Pinocchio, of course, comes to life, with the help of some crazy interdimensional sprites that definitely recall Pan’s Labyrinth — and with a mild assist by Sebastian J. Cricket (aka Jiminy Cricket), played with characteristic charm by Ewan MacGregor. The walking, talking puppet throws Gepetto’s life upside down in classic Baby Boom fashion, as the heartbroken carpenter realizes what it’s like to actually have a rambunctious child around (and not just the idealized angel Carlo of his memory).

The elfin little woodblock ends up inciting the suspicions of the local Catholic and Fascist authorities (but I repeat myself). And some bad actors, most notably a carnival promoter played deliciously villainously by Christoph Waltz, want to get in on the freak show action by exploiting Pinocchio.
I honestly don’t remember the plot of the Disney Pinocchio that I saw as a child, beyond the fact that he wants to be a real boy and that lying is bad. I feel like there might have been something about a carnival in there somewhere. But my own childlike takeaway from the film was that it was pointless to wish to be something you’re not; to go off in pursuit of an impossible goal to prove to yourself that you’re worthwhile is foolish. Considering that Pinocchio actually does become a real boy at the end of the Disney film, it’s hard to see how this is the message I took away from it. Maybe I really was already a fatalist at seven.
Or maybe it just seemed like the quest to be a “real boy” was in itself inauthentic and self-defeating. Surely many trans viewers have complex feelings about Pinocchio.
Del Toro’s version of the story hews surprisingly close to the Disney version, at least in the broad plot points. Pinocchio is an agent of chaos for old Gepetto, who is first unnerved, then annoyed by the vivacious glockenspiel. But he grows to love him as he sees the boy under threat from local authorities and realizes how sincere, if misguided, Pinocchio can be. The lad comes to realize how much he is living in the shadow of Gepetto’s grief about Carlo, and determines to not be a burden for his maker by doing a residency in Vegas (not really, but close enough).
Papa G has to come to terms with the fact that his beloved Carlo is gone, but a real boy in every meaningful sense of the term is alive and cares for him. He has to learn that you don’t choose your family, even when you carve them out of a pine tree. As the old song says, if you can’t love the one you want, honey, love the one you’re with.

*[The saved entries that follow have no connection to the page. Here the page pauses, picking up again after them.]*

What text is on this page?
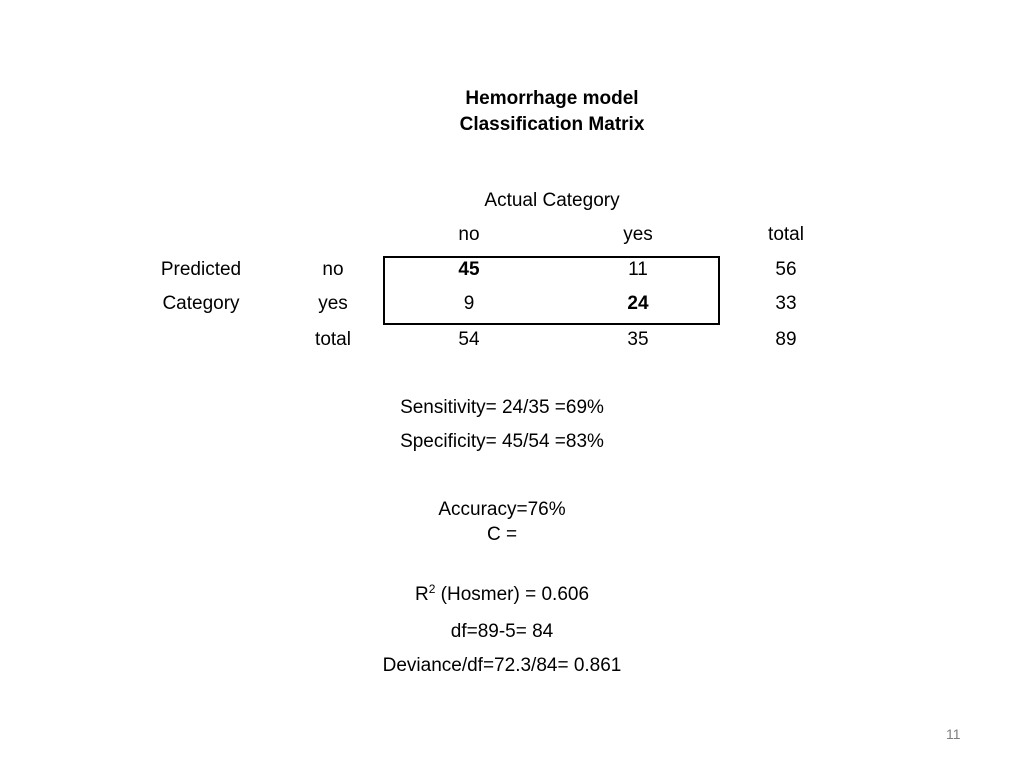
Hemorrhage model
Classification Matrix
Actual Category
no	yes	total
Predicted
Category
no	45	11	56
yes	9	24	33
total	54	35	89
Sensitivity= 24/35 =69%
Specificity= 45/54 =83%
Accuracy=76%
C =
$R^2$ (Hosmer) = 0.606
df=89-5= 84
Deviance/df=72.3/84= 0.861
11
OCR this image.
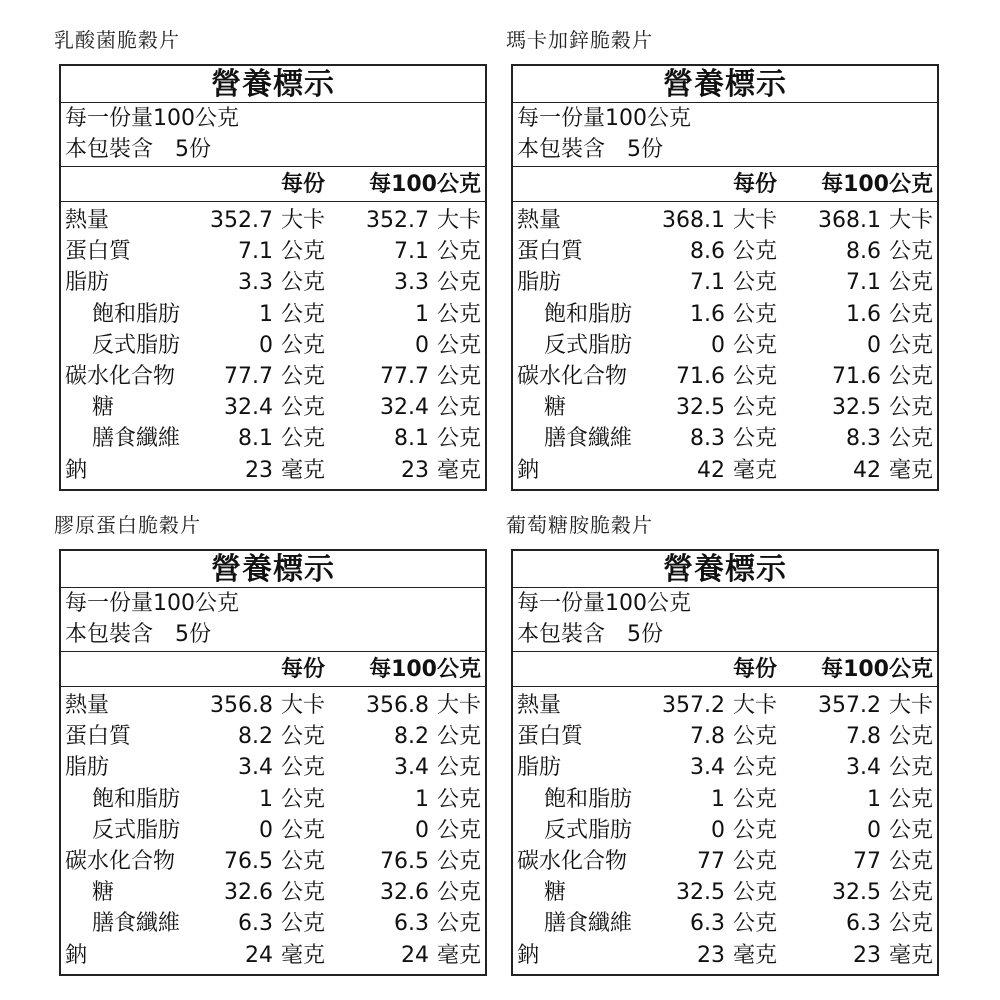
乳酸菌脆穀片
營養標示
每一份量100公克
本包裝含　5份
每份 每100公克
熱量	352.7 大卡 352.7 大卡
蛋白質	7.1 公克	7.1 公克
脂肪	3.3 公克	3.3 公克
飽和脂肪	1 公克	1 公克
反式脂肪	0 公克	0 公克
碳水化合物 77.7 公克	77.7 公克
糖	32.4 公克	32.4 公克
膳食纖維	8.1 公克	8.1 公克
鈉	23 毫克	23 毫克
瑪卡加鋅脆穀片
營養標示
每一份量100公克
本包裝含　5份
每份 每100公克
熱量	368.1 大卡 368.1 大卡
蛋白質	8.6 公克	8.6 公克
脂肪	7.1 公克	7.1 公克
飽和脂肪	1.6 公克	1.6 公克
反式脂肪	0 公克	0 公克
碳水化合物 71.6 公克	71.6 公克
糖	32.5 公克	32.5 公克
膳食纖維	8.3 公克	8.3 公克
鈉	42 毫克	42 毫克
膠原蛋白脆穀片
營養標示
每一份量100公克
本包裝含　5份
每份 每100公克
熱量	356.8 大卡 356.8 大卡
蛋白質	8.2 公克	8.2 公克
脂肪	3.4 公克	3.4 公克
飽和脂肪	1 公克	1 公克
反式脂肪	0 公克	0 公克
碳水化合物 76.5 公克	76.5 公克
糖	32.6 公克	32.6 公克
膳食纖維	6.3 公克	6.3 公克
鈉	24 毫克	24 毫克
葡萄糖胺脆穀片
營養標示
每一份量100公克
本包裝含　5份
每份 每100公克
熱量	357.2 大卡 357.2 大卡
蛋白質	7.8 公克	7.8 公克
脂肪	3.4 公克	3.4 公克
飽和脂肪	1 公克	1 公克
反式脂肪	0 公克	0 公克
碳水化合物	77 公克	77 公克
糖	32.5 公克	32.5 公克
膳食纖維	6.3 公克	6.3 公克
鈉	23 毫克	23 毫克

Visual wizardry and gothic folk tales are the name of Del Toro’s game, and he more than delivers here. Much of the film feels like a Henry Selick version of Nightmare Alley, which is definitely a compliment. Though the plot drags a little in the middle, there are some delightful scenes in which Gepetto and later Pinocchio get gobbled up by a great sea creature that has a lighthouse inside itself, and the moments when Pinocchio visits the Other World (staffed by a coterie of jaded, card-playing black rabbits) are surreal and hilarious, in a way that evokes the classic Inside Out bit — forget it, Jake, it’s Cloudtown.
Somehow, against the odds, Guillermo Del Toro has managed to resurrect an over-familiar story and inject with his trademark concoction, equal parts dread and whimsy. Pinocchio would probably be too dark and scary for most kids under 11 or 12, but it will undoubtedly be a first adventure into the fantastic realms for young folks whose parents let this be their first encounter with a more challenging mythic and filmic landscape. What Nightmare Before Christmas meant for me as an impressionable little kid with a captivated imagination, Pinocchio might mean for a new generation.